Voters are reacting in broadly negative ways to the Supreme Court’s decision to uphold the legislation known as Obamacare, a new Newsweek/Daily Beast poll finds, with a majority disapproving of the ruling, fearing health-care costs and taxes will rise, and preferring Mitt Romney to President Obama on the issue.
‘Cable news’s deplorable health care coverage.’
At the same time, voters scored the ruling a short-term political win for the president by a huge margin.
Overall, 50 percent of those polled said they disapprove of the court’s 5–4 decision, while 45 percent said they support it. Consistently, a majority of voters said that they oppose the individual mandate (53 percent); believe taxes will increase (52 percent); believe their personal health-care costs will increase (56 percent); and disapprove of Obama’s handling of health care in general (58 percent). Only 24 percent of those polled said that they believe the ruling will make the country better off.
Only 24 percent of those polled said that they believe the ruling will make the country better off.
Against Romney, Obama maintains a narrow lead in the presidential race, 47 percent to 44 percent. Twenty-one percent said that they were open to changing their mind. State-by-state polls are more useful in predicting the actual outcome of a presidential contest, but national horse-race numbers are something to talk about while the election is still months away. The president’s approval rating stands at 45 percent. Fifty-nine percent of poll respondents said they believe the country is headed in the wrong direction—down slightly from about a year ago, in May 2011, when 65 percent said the country was on the wrong track.

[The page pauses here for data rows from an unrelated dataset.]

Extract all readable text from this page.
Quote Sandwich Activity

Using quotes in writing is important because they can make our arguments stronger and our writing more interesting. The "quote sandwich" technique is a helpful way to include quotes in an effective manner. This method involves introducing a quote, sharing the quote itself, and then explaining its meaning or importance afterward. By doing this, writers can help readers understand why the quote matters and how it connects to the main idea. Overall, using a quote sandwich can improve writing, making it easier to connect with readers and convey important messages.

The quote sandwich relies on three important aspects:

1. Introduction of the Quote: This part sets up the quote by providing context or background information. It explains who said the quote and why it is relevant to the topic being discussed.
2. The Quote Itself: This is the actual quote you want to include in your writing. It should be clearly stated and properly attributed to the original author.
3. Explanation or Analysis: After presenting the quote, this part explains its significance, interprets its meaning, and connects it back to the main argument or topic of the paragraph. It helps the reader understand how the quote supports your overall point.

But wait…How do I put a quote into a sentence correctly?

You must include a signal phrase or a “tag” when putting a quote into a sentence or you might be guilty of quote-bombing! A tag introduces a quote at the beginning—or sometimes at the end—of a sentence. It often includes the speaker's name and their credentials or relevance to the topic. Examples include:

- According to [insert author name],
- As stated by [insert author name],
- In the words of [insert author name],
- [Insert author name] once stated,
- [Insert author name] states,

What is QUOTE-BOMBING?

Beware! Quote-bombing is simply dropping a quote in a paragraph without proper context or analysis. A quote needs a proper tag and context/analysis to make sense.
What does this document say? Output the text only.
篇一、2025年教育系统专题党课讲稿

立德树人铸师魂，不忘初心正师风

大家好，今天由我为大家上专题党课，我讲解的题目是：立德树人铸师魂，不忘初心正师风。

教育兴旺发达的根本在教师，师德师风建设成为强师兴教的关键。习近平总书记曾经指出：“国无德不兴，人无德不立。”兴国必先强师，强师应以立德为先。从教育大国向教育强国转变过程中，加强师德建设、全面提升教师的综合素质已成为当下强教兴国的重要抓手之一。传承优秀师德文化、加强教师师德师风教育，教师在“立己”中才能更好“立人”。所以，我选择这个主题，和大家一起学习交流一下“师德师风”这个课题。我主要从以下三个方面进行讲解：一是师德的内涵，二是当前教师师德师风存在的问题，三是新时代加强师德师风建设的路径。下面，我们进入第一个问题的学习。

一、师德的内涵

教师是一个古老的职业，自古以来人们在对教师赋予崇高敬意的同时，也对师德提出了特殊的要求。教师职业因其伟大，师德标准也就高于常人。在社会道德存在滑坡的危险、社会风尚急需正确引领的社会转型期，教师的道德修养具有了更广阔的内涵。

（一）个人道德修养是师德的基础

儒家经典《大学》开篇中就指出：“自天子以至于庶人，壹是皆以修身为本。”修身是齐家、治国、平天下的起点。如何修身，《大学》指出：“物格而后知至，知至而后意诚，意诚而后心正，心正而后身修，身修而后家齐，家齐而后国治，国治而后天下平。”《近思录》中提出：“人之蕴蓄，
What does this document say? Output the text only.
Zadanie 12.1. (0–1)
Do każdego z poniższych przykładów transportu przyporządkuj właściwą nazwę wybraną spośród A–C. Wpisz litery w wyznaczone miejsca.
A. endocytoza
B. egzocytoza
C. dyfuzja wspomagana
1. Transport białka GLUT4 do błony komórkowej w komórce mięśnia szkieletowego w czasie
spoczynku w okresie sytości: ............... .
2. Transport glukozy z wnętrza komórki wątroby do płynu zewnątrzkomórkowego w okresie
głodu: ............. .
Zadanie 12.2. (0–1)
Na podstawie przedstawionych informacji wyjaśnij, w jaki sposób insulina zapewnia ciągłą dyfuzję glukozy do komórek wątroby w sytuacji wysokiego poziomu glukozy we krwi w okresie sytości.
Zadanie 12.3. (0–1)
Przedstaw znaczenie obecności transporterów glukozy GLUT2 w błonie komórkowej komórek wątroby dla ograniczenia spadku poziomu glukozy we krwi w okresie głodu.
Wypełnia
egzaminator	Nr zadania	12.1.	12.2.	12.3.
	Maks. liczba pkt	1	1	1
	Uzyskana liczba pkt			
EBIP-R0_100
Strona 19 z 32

Even as those polled said that they prefer Romney to Obama on health care—as well as almost every other issue, with the exception of terrorism, foreign policy, and education—voters said that they trust Democrats more than Republicans overall on the major questions facing the nation, 37 percent to 32 percent.
The poll was conducted by Douglas Schoen, a Democratic pollster who has worked for the campaigns of Bill and Hillary Clinton, Michael Bloomberg, and other candidates. A national random sample of 600 likely voters was interviewed June 28, immediately following the announcement of the Supreme Court’s ruling on the Affordable Care Act. The margin of error was plus or minus 4 percent.